8c7793aa-15b2-11e5-898a-67ca934bd1df said...

Is your 'political class' something you attended in night school at your local community college, Canman?

Mal Adapted said...

Canman, like many lukewarmers, doesn't expect market forces to help determine how CO2 levels can be cut. He assumes that any current "problems" with renewables will persist, regardless of investment in R&D and buildout of carbon-neutral* energy. He apparently doesn't recognize the artificial market advantage fossil fuels currently enjoy over carbon-neutral sources, by externalizing the cost of AGW.

* carbon-neutral does not rule out, a priori, 'forth' generation nuclear.

Mal Adapted said...

E. Swanson: "The recent plan for a carbon tax with dividend from the Climate Leadership Council (CLC) is a bad idea, IMHO."

I haven't studied their proposal in detail, but on the surface it looks a lot like Jim Hansen's carbon-"fee"-and-dividend proposal of several years ago. Provisions like a border tax adjustment are crucial, but "Charge a carbon tax to FF producers, divide all the tax revenue equally among all personal income tax filers, send each of us a check periodically" has simplicity going for it, and it will reduce CO2 emissions even if not everyone responds as expected.

Admittedly, it's harder to create a good (i.e. effective and politically possible) carbon tax than a bad one, but that shouldn't rule the idea out. No policy with a realistic chance of getting through Congress (dog help us) will be perfect, but carbon-fee-and-dividend is a good starting point IMHO, and I'm encouraged to see Republicans proposing it.

E. Swanson said...

fredrickguy (and Brian) - Yes, the "carbon intensity" of the US economy has declined since the 70's oil price spikes. However, one reason for this has been the offshoring of energy intensive, polluting production. Chinese steel production is one example, as is the production of auto parts (including tires), is another. Then too, the switch from coal fired steam electric to combined cycle natural gas systems is another. And, our automobiles have become more efficient as well, though progress has stalled because consumers have been sold on SUV's and cross over designs, which exhibit worse aerodynamic drag, compared with typical sedan designs. Of course, WalMart doesn’t make anything, they just pass the stuff on to the consumers parking their cars and trucks in their lots.

However, the run up in world oil prices into 2008's peak shows, yet again, the importance of energy prices on economic activity.

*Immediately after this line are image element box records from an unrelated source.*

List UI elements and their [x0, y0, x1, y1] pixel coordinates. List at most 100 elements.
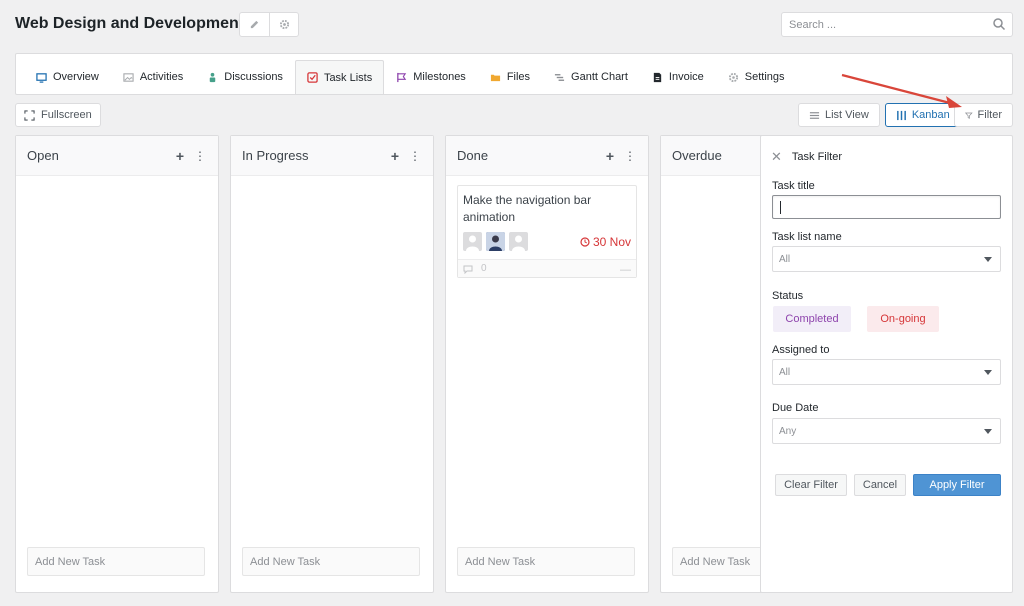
fullscreen-button[interactable]: Fullscreen	[15, 103, 101, 127]
kanban-column-in-progress: In Progress + ⋮ Add New Task	[230, 135, 434, 593]
due-date: 30 Nov	[580, 235, 631, 249]
chevron-down-icon	[984, 370, 992, 375]
due-date-label: Due Date	[772, 402, 819, 414]
column-menu-icon[interactable]: ⋮	[624, 150, 636, 162]
avatar[interactable]	[509, 232, 528, 251]
add-task-plus-icon[interactable]: +	[606, 149, 614, 163]
clear-filter-button[interactable]: Clear Filter	[775, 474, 847, 496]
invoice-icon	[653, 72, 662, 82]
column-header: Open + ⋮	[16, 136, 218, 176]
tab-label: Milestones	[413, 71, 466, 83]
cancel-button[interactable]: Cancel	[854, 474, 906, 496]
avatar[interactable]	[463, 232, 482, 251]
user-photo-icon	[486, 232, 505, 251]
assignees	[463, 232, 528, 251]
filter-panel-header: ✕ Task Filter	[761, 146, 1012, 168]
apply-filter-button[interactable]: Apply Filter	[913, 474, 1001, 496]
tab-label: Settings	[744, 71, 785, 83]
users-icon	[210, 72, 216, 82]
assigned-to-label: Assigned to	[772, 344, 830, 356]
list-icon	[809, 111, 820, 119]
avatar[interactable]	[486, 232, 505, 251]
task-card-footer: 0 —	[458, 259, 636, 277]
tab-label: Task Lists	[323, 71, 373, 84]
tab-label: Overview	[53, 71, 99, 83]
tab-label: Files	[506, 71, 531, 83]
user-placeholder-icon	[512, 235, 525, 251]
task-list-label: Task list name	[772, 231, 842, 243]
tab-milestones[interactable]: Milestones	[384, 60, 478, 94]
tab-gantt-chart[interactable]: Gantt Chart	[542, 60, 640, 94]
due-date-value: Any	[779, 425, 797, 437]
add-task-plus-icon[interactable]: +	[176, 149, 184, 163]
task-menu-icon[interactable]: —	[620, 264, 631, 276]
search-icon[interactable]	[992, 17, 1006, 31]
add-new-task-input[interactable]: Add New Task	[27, 547, 205, 576]
assigned-to-value: All	[779, 366, 791, 378]
task-list-value: All	[779, 253, 791, 265]
tab-label: Activities	[139, 71, 184, 83]
project-settings-button[interactable]	[269, 13, 298, 36]
task-title-input[interactable]	[772, 195, 1001, 219]
add-task-plus-icon[interactable]: +	[391, 149, 399, 163]
status-ongoing-button[interactable]: On-going	[867, 306, 939, 332]
search-input[interactable]	[782, 13, 982, 36]
monitor-icon	[36, 72, 47, 83]
tab-label: Gantt Chart	[571, 71, 628, 83]
tab-label: Invoice	[668, 71, 704, 83]
tab-invoice[interactable]: Invoice	[640, 60, 716, 94]
user-placeholder-icon	[466, 235, 479, 251]
tab-overview[interactable]: Overview	[24, 60, 111, 94]
column-title: Done	[457, 148, 489, 163]
chevron-down-icon	[984, 257, 992, 262]
assigned-to-select[interactable]: All	[772, 359, 1001, 385]
fullscreen-label: Fullscreen	[41, 109, 92, 121]
column-menu-icon[interactable]: ⋮	[409, 150, 421, 162]
chevron-down-icon	[984, 429, 992, 434]
tab-discussions[interactable]: Discussions	[195, 60, 295, 94]
comment-count: 0	[481, 263, 487, 274]
due-date-select[interactable]: Any	[772, 418, 1001, 444]
column-menu-icon[interactable]: ⋮	[194, 150, 206, 162]
filter-panel-title: Task Filter	[791, 151, 843, 163]
close-icon[interactable]: ✕	[771, 149, 782, 165]
column-title: Overdue	[672, 148, 722, 163]
tab-task-lists[interactable]: Task Lists	[294, 60, 385, 94]
task-card[interactable]: Make the navigation bar animation 30 Nov…	[457, 185, 637, 278]
tab-settings[interactable]: Settings	[716, 60, 797, 94]
comment-icon[interactable]	[463, 264, 473, 274]
task-filter-panel: ✕ Task Filter Task title Task list name …	[760, 135, 1013, 593]
column-header: Done + ⋮	[446, 136, 648, 176]
page-title: Web Design and Development	[15, 15, 245, 32]
flag-icon	[397, 72, 407, 82]
task-title[interactable]: Make the navigation bar animation	[458, 186, 636, 226]
task-title-label: Task title	[772, 180, 815, 192]
kanban-column-done: Done + ⋮ Make the navigation bar animati…	[445, 135, 649, 593]
annotation-arrow	[841, 73, 962, 108]
column-title: Open	[27, 148, 59, 163]
folder-icon	[490, 74, 500, 81]
checkbox-icon	[307, 72, 318, 83]
tab-files[interactable]: Files	[478, 60, 542, 94]
due-date-text: 30 Nov	[592, 235, 631, 249]
gear-icon	[279, 19, 289, 30]
image-icon	[123, 72, 134, 82]
add-new-task-input[interactable]: Add New Task	[242, 547, 420, 576]
column-title: In Progress	[242, 148, 309, 163]
task-list-select[interactable]: All	[772, 246, 1001, 272]
gantt-icon	[554, 73, 565, 81]
tab-label: Discussions	[224, 71, 283, 83]
tab-activities[interactable]: Activities	[111, 60, 195, 94]
search-box	[781, 12, 1013, 37]
text-cursor	[780, 201, 781, 214]
kanban-column-open: Open + ⋮ Add New Task	[15, 135, 219, 593]
top-bar: Web Design and Development	[0, 0, 1024, 50]
status-label: Status	[772, 290, 804, 302]
fullscreen-icon	[24, 109, 35, 121]
status-completed-button[interactable]: Completed	[773, 306, 851, 332]
filter-label: Filter	[977, 109, 1002, 121]
add-new-task-input[interactable]: Add New Task	[457, 547, 635, 576]
title-actions	[239, 12, 299, 37]
edit-project-button[interactable]	[240, 13, 269, 36]
clock-icon	[580, 237, 590, 247]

HERE's a graph I put together in which prices for imported oil are shown both in nominal form and after correction for inflation. There were fears in the middle 2000's that Peak Oil was in progress, but the high prices led to renewed efforts to extract oil from shale via fracking, resulting in recent increases in US oil production. It's been said that fracking only works when oil prices are relatively high and fracked wells deplete very rapidly, unlike conventional sources, such as those in Saudi Arabia, which have been producing for decades. As things stand, the US is importing 43% of the oil provided to refineries, while US NatGas liquids have increased and product exports exceed imports.

The US economy has shifted from more basic production of material commodities and goods to "service" activities. While this sounds great, those services depend on the existing transport system, which is almost entirely powered by oil. The apparently failure of the auto industry to produce high mileage vehicles (other than expensive electric ones) implies that higher consumer prices for oil will have a direct impact on service industries.

A few years ago, when gasoline prices were around $5 a gallon in some markets, there were many complaints and some politicians in Congress wanted to reduce the taxes on fuels. It's not clear to me that society could maintain the increasing carbon taxes as the need for real reductions (upwards of 80%) in carbon use approach. Arguably, Trump's election success is in part related to the claims of the Republican neoliberals that reducing taxes and free markets are a necessity. I think the world (especially the US) is in an extremely difficult situation and we may have only one shot at resolving the dilemma in time to minimize the worst impacts.